Prior to writing this article I spent a couple of wonderful days visiting family in the north of Italy near a town called Udine. As Italian families do, I was spoiled with some of the most delicious food my tastebuds have ever had to pleasure of coming in contact with and in amounts that sent me straight to bed in a stuffed-to-the-brim, dream-like state only to wake up the next day, walk down to the kitchen, and feed again.
With two and a half days of heavy feeding, largely of the pasta, pizza, vino, and beer variety, I needed to lift some heavy weights. And so, sitting down back in the apartment in Milan, I wrote the following workout, and today, the day after said workout, walking and sitting down are about the two most impossible tasks I can partake in thanks to the wonderful DOMS created by The Leg Day to End All Leg Days.
Guidelines
Let the reps dictate the weight. So choose a weight that will get you to come close to failure while maintaining good form on the last rep in the set.
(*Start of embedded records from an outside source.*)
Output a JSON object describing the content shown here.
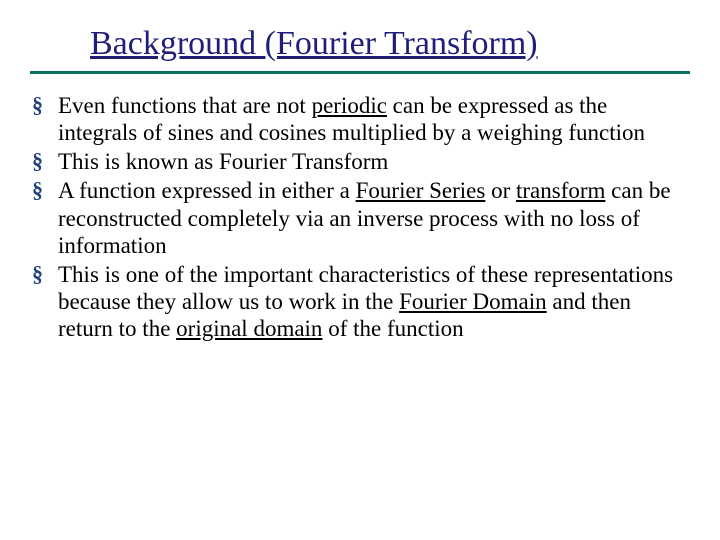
{
  "slide": {
    "title": "Background (Fourier Transform)",
    "title_color": "#1f1f7a",
    "rule_color": "#0f6f60",
    "bullet_glyph": "§",
    "bullet_color": "#1f3f7a",
    "body_fontsize": 23,
    "title_fontsize": 34,
    "background_color": "#ffffff",
    "bullets": [
      {
        "pre1": "Even functions that are not ",
        "u1": "periodic",
        "post1": " can be expressed as the integrals of sines and cosines multiplied by a weighing function"
      },
      {
        "text": "This is known as Fourier Transform"
      },
      {
        "pre1": "A function expressed in either a ",
        "u1": "Fourier Series",
        "mid1": " or ",
        "u2": "transform",
        "post1": " can be reconstructed completely via an inverse process with no loss of information"
      },
      {
        "pre1": "This is one of the important characteristics of these representations because they allow us to work in the ",
        "u1": "Fourier Domain",
        "mid1": " and then return to the ",
        "u2": "original domain",
        "post1": " of the function"
      }
    ]
  }
}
For sets lower than 8 reps, leave at least 2 reps in the tank, focusing more on exploding in the concentric phase while being controlled in the tempo of the eccentric phase.
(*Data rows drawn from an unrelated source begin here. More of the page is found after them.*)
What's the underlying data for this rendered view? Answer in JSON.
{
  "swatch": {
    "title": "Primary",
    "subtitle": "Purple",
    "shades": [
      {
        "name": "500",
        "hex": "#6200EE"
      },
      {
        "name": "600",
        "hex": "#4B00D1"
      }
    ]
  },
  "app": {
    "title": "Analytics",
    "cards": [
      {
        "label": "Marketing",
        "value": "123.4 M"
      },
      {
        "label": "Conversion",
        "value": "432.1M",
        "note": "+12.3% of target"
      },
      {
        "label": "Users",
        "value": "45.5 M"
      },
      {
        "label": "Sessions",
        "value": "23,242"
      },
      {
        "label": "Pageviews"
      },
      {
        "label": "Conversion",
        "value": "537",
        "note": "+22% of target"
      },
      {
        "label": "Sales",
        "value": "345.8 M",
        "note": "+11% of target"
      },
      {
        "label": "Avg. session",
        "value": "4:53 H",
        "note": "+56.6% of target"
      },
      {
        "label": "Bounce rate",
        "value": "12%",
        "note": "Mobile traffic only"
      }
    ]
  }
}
Tempo: Go at a normal speed, always going as fast as possible on the concentric contraction, unless, of course, otherwise stated. The only adjustment we’ll make is on the eccentric contraction (usually the way down).
Quads
A. Squats
Reps: 15, 8, 6, 20, 20 (the last two sets SUCK!)
Note: On the last set, drop the weight by 30% and continue to failure once again.
Tempo: 3 sec on the eccentric contraction, except for the last two sets, which are done at a controlled, fast pace.
B1. Hack Squat – 4 seconds eccentric – 8-12 reps
B2. Walking Dumbell Lunges – 10 reps each leg
4 sets
Hips
C1. Hip Thrust – 8 reps
C2. RDLs – 2 sec eccentric – 12 reps
4 sets
D. Hamstring Curls
2×20 reps
Finisher
- Leg Press – 20 reps
- Squat Jump – 20 reps
- Hang Clean – 15 reps
Repeat for 3 insanely tough but satisfying sets.
Life Mimicking the Gym
Life is what you put into it. It’s what you make of it. It’s the intensity at which you live it, partake in its pleasures and its pains. Though the gym is primarily used to improve aesthetics, the guy with even a shred of wisdom will use it for more, he’ll see it as a metaphor, a microcosm of life, wrapped into a 45-60 minute session, filled with pain and suffering and moments where we want to quit.
Treat the gym as you should treat life, as one badass epic battle. It’s you vs your weakness. You vs the weight. Your workout is, and only can be, what you put into it. Fight for every last rep. Fight knowing that to quit even one rep early in a single seemingly insignificant set is, when replicated on life’s grander scale, the difference between being good and being great.
Dare to be great.
Dare to do even mighty things in the gym, training your body for the war of life one rep and one set and one excruciating battle with the barbell that wants nothing more than to bring you down to the ground, writhing in glorious anguish of a battle fought to an epic climax. If you do this, you shall have your leg day to end all leg days.